If Trump is truly as on the up-and-up with his taxes as he would like us to believe, you’re correct, and he has absolutely nothing to lose by releasing his returns, especially now that there is potentially damning evidence that he’s loopholed his way out of his basic civic responsibilities for almost 2 decades. The fact that he’s not releasing his returns in response to this story does two things: First, it keeps the story alive simply by virtue of not offering a refutation. Second, it makes you wonder just how much worse his financials actually are if he’s willing to take the heat for this rather than release his returns to clear the story up.
I forget if it was here or somewhere elsenet, but I recently read an article which argued that Trump isn’t actually a billionaire at all. Instead, he may in fact have next to no funds to his own name, and he gets by through corporate expense accounts and mooching off of his “charitable” foundation (it’s not Trump’s charity, it’s a charity for Trump). His tendency to use his foundation to pay for - and receive - things, and his failure to personally pay into his foundation for almost a decade only reinforce this possibility in my mind. Considering that his (unverified) enormous personal wealth and self-proclaimed unparalleled business acumen are a crucial part of his brand and his sales pitch to voters, any evidence that would contradict those claims is infinitely more damaging to him than this news that he hasn’t paid taxes in almost 20 years. As others have said, him not paying taxes isn’t harmful to his standing in the minds of people who also hate the IRS. Quantifiably proving that he’s lied to them about how great he is… that might be a heck of a lot worse, which is why he’s probably going to just try and ride this story out like every other “would doom any candidate in a normal election year” bombshell that’s been thrown at him.

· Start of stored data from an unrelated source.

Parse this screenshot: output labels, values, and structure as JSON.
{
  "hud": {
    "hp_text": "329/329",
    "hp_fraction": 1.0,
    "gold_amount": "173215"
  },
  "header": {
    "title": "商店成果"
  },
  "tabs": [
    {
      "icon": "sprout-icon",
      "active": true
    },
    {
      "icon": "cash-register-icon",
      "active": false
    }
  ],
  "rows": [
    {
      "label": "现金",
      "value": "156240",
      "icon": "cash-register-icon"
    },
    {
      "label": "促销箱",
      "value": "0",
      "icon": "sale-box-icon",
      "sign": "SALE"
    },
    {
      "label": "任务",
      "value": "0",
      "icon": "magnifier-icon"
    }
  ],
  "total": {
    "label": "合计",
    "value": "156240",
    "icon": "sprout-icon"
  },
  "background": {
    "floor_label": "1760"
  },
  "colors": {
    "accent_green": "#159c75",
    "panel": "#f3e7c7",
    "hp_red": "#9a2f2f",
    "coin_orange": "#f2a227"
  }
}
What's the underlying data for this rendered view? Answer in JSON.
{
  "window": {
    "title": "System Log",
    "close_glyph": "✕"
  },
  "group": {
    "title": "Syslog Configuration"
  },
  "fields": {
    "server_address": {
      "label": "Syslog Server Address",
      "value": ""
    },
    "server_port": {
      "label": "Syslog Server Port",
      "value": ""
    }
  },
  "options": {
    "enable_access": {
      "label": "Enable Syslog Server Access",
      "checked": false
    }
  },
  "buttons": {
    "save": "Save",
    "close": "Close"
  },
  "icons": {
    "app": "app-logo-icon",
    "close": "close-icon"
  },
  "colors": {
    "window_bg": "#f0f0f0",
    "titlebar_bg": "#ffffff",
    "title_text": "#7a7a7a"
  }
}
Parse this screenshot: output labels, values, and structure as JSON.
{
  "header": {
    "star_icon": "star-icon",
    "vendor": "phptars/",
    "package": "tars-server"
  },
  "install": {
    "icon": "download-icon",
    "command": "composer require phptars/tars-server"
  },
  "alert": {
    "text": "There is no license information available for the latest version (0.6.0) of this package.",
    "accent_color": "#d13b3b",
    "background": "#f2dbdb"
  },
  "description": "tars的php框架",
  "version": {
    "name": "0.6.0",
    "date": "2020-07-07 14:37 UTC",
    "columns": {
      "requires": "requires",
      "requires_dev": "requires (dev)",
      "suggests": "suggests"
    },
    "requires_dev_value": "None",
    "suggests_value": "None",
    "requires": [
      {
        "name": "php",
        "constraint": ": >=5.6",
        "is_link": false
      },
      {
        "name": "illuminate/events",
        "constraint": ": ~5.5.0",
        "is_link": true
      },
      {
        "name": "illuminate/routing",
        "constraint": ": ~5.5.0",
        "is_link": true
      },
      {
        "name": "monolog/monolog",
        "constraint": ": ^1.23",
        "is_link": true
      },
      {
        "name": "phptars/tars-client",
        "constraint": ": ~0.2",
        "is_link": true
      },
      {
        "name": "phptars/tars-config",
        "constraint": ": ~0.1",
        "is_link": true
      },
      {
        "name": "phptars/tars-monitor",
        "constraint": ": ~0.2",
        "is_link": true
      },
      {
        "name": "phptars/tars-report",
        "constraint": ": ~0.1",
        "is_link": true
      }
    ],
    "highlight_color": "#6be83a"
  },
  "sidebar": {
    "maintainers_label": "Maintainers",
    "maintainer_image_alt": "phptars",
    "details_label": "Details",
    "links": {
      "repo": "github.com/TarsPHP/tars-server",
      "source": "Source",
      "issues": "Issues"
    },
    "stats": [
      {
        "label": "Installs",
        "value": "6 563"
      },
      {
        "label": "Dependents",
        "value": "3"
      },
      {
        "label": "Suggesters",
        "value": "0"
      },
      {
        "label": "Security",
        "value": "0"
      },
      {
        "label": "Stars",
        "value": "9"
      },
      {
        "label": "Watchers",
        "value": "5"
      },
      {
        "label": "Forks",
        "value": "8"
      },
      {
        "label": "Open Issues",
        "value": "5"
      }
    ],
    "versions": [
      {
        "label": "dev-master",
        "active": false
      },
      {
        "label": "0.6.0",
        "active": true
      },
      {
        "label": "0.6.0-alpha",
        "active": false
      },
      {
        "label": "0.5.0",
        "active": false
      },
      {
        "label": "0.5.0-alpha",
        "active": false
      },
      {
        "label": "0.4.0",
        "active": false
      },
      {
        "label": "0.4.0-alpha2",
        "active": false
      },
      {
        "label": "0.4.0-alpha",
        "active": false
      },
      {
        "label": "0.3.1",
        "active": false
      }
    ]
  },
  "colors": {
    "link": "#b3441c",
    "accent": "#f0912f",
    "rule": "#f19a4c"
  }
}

It was okay… a bit heavy handed. The visuals were neat and of course Tilda Swinton was excellent.
Honestly, I like the way that the hunger games series dealt with inequality a bit more… But it’s worth watching.
Could you consider High Rise to be Snowpiercer but vertical instead of horizontal?
I still haven’t seen the new film, but it’s a classic Ballard novel, which predates both the comic and the film Snowpiercer, so I can see the other way around being true.
I love Wheatley, though, so I’m super excited about the film. I think he’ll do Ballard right.